Nason stated that she found out about both affairs on the same day when his co-worker showed up at their house. And, while the relationship with the co-worker remained a family drama, the Lewinsky affair became part of the nationwide news cycle - and so did Nason's persona.
"I was reeling from that discovery when January of 1998 happened", said Nason. "I got a call from my mother telling me she read a blurb about the [Bleiler and Lewinsky] affair in the LA Times … Before the end of the day, my voicemail was filled to capacity. The press showed up to our doorstep within hours".

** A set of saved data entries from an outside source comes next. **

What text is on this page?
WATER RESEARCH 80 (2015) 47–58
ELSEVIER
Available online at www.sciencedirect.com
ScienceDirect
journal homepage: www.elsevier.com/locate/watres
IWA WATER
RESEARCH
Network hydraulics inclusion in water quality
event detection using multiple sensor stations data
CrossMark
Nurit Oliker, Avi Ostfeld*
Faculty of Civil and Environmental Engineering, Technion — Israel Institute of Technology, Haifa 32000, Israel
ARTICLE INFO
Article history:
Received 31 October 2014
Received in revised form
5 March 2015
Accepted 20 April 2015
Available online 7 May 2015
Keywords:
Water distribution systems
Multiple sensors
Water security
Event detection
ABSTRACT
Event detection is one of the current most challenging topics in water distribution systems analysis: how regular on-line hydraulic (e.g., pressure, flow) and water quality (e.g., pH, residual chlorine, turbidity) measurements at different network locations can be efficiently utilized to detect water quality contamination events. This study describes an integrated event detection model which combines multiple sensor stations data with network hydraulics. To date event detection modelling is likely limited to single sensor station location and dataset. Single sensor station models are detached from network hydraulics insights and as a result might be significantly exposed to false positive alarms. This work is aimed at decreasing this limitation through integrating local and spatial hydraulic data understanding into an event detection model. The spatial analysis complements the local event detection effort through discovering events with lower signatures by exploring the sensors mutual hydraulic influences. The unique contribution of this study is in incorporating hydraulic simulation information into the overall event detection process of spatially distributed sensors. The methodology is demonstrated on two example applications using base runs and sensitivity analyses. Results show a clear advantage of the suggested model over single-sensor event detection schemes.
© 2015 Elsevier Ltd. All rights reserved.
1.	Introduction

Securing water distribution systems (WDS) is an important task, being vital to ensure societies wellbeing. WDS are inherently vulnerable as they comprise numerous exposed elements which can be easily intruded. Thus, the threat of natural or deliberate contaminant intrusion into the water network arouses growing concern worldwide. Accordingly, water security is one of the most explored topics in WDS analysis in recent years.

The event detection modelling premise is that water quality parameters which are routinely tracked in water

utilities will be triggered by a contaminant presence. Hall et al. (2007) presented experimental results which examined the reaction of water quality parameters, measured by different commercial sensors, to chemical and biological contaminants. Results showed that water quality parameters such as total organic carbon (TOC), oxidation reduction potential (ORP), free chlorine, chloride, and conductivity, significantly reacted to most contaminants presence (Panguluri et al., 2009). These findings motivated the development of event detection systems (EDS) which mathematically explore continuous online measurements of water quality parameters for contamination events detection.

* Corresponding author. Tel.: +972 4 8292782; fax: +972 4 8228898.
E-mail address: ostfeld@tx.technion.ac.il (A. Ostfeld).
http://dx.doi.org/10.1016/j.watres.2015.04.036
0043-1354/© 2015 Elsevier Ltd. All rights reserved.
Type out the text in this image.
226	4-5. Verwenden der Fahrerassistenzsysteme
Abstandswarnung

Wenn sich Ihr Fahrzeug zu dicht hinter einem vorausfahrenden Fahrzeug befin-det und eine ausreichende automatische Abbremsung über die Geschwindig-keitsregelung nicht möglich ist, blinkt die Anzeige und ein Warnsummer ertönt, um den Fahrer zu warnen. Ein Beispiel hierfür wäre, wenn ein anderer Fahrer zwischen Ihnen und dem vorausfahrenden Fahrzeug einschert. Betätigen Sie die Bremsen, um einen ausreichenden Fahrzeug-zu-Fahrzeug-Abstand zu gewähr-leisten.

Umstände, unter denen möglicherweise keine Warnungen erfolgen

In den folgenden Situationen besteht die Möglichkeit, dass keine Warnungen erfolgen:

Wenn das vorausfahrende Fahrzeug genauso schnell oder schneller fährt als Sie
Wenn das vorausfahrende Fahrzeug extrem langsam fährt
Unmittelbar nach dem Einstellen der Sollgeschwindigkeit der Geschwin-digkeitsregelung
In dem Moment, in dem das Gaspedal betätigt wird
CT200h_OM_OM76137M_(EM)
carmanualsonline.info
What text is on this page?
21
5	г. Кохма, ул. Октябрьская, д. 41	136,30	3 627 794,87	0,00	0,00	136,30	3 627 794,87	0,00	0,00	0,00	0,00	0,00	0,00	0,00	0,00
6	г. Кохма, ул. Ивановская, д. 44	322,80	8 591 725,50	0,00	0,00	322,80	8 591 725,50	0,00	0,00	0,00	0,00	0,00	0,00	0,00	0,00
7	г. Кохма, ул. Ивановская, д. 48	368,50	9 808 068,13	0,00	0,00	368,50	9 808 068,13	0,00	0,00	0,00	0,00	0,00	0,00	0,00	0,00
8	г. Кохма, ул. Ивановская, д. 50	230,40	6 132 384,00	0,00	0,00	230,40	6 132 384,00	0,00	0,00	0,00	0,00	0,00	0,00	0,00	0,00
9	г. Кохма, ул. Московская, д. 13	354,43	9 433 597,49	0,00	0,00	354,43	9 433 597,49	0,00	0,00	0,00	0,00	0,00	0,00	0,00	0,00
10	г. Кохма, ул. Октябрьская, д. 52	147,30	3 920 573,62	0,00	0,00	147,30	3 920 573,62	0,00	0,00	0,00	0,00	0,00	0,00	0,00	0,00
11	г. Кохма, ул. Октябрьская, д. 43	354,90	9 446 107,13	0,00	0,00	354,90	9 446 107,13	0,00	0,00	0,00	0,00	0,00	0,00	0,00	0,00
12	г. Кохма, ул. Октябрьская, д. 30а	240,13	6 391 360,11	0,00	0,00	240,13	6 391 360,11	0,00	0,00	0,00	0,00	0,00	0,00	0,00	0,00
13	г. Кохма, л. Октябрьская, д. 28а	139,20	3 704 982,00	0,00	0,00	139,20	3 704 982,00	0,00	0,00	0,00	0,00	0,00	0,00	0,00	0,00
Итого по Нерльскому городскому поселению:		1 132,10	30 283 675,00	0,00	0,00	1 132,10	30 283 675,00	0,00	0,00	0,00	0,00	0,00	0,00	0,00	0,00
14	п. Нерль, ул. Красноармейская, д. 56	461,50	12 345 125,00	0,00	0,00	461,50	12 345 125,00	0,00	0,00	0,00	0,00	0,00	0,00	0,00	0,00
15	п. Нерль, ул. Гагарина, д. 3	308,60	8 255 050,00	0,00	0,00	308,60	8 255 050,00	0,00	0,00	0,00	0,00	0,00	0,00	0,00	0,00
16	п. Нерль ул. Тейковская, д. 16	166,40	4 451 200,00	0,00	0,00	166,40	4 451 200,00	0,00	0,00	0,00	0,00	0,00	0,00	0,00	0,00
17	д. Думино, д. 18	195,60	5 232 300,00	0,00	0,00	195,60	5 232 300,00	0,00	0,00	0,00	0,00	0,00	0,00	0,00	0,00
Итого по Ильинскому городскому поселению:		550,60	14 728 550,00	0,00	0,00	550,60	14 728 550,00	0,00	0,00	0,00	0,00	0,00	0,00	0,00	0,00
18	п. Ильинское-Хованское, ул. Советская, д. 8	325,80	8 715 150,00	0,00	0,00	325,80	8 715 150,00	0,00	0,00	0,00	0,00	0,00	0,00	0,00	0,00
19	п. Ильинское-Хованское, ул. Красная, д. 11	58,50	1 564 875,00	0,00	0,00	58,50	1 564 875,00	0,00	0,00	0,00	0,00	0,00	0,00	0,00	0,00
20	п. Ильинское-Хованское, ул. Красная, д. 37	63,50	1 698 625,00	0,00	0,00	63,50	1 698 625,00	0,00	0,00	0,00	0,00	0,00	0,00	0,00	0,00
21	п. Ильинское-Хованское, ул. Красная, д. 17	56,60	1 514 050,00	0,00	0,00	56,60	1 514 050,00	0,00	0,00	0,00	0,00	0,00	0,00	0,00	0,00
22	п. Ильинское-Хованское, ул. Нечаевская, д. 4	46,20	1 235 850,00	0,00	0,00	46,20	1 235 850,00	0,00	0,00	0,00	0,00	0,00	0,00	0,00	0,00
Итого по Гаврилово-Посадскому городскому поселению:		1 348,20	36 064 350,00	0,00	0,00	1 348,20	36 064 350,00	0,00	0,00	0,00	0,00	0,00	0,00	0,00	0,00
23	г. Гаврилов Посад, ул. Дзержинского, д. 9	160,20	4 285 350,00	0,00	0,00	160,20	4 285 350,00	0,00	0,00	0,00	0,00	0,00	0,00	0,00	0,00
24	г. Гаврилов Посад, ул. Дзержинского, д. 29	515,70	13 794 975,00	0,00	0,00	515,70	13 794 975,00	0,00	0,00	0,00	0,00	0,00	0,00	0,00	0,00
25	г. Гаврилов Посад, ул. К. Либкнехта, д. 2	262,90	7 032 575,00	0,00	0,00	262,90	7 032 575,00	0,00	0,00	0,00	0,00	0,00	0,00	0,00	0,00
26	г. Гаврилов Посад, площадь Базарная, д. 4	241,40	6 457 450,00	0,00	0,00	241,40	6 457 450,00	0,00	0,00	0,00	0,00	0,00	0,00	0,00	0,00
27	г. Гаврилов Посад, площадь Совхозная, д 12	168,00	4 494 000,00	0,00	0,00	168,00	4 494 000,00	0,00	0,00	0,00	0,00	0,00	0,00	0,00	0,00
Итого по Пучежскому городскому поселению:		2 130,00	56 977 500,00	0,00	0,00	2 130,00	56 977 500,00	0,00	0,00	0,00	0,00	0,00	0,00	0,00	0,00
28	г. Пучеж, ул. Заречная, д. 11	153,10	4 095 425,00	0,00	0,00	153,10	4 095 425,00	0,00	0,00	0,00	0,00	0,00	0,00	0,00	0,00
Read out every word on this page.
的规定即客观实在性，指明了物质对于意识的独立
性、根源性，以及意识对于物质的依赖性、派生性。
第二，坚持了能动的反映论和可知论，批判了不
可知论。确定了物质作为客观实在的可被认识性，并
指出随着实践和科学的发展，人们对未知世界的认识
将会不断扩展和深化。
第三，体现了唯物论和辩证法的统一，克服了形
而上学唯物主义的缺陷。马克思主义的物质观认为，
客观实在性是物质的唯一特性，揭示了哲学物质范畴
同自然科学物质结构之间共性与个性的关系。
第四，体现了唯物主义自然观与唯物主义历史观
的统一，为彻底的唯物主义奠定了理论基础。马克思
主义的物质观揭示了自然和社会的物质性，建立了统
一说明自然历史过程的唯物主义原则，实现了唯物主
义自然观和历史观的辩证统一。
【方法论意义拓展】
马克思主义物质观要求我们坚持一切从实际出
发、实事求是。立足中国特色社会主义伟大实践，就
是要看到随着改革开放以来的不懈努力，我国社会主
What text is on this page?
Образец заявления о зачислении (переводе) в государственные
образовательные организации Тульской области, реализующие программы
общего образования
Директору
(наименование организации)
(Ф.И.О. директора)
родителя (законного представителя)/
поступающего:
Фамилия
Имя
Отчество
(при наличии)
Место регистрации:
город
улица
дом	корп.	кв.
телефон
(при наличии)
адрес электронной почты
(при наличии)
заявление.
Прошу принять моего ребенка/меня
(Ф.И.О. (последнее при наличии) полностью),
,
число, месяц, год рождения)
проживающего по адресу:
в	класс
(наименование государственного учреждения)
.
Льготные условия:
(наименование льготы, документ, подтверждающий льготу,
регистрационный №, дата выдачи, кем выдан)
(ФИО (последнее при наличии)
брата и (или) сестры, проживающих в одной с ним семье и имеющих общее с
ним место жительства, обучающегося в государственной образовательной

She had to deal with the press in different ways, sometimes using humour against reporters and wearing funny glasses to make them laugh. According to Nason, she had to live with closed curtains for several months as speculations about the affair continued.
Reporters even decamped around her own home in Portland, with her and her husband having to give a press conference.
"I didn't say anything. I stood there looking like a deer in headlights. My ex said a few words and then the lawyer took over. It seemed to last an eternity", Nason said, speaking about the moment when Bleiler admitted his affair to the gathered reporters.
Eventually, she felt she needed to turn her dramatic story into a book, which, according to her, was not meant to be a scandalous tell-all aimed at blaming someone, but rather a self-therapeutic attempt to process the events.
"I was keenly aware that my big story had a big problem. How to tell my story when another woman's story is tangled up in mine? In particular, a woman whose story has been told by herself and others. A woman who maintains a public presence and has worked to grapple with her own ghosts just as I have. And then, of course, there was an American president and a first lady. At first, I tried to write this story without them in it. In the end, the magnitude of these events in my life was so pivotal that to write them out was impossible", she explained.
Two years later, Nason said, Monica Lewinsky wrote her an apology letter that she has kept "tucked away in the box".
In 2013, according to
a report by the Los Angeles Times, Nason did put several scandal-related things once owned by Lewinsky up for auction. Among the items was Monica's black negligee.
Lewinsky coped with her affair-prompted drama in her own way, becoming part of a production crew for the TV show "Impeachment: American Crime Story" dedicated to the sex scandal involving her and Bill Clinton. The show hit the small screens on 7 September.
Nason told the New York Post that she has no plans to watch it - according to her, she's managed to turn this page of her life, in part due to her memoir. Interestingly, she initially wrote it in the present tense, but someone told her to change it to the past tense, which she did.
"It was miraculous. With each sentence, changing each verb I felt like I was set free. I was pretty done at that point", she said.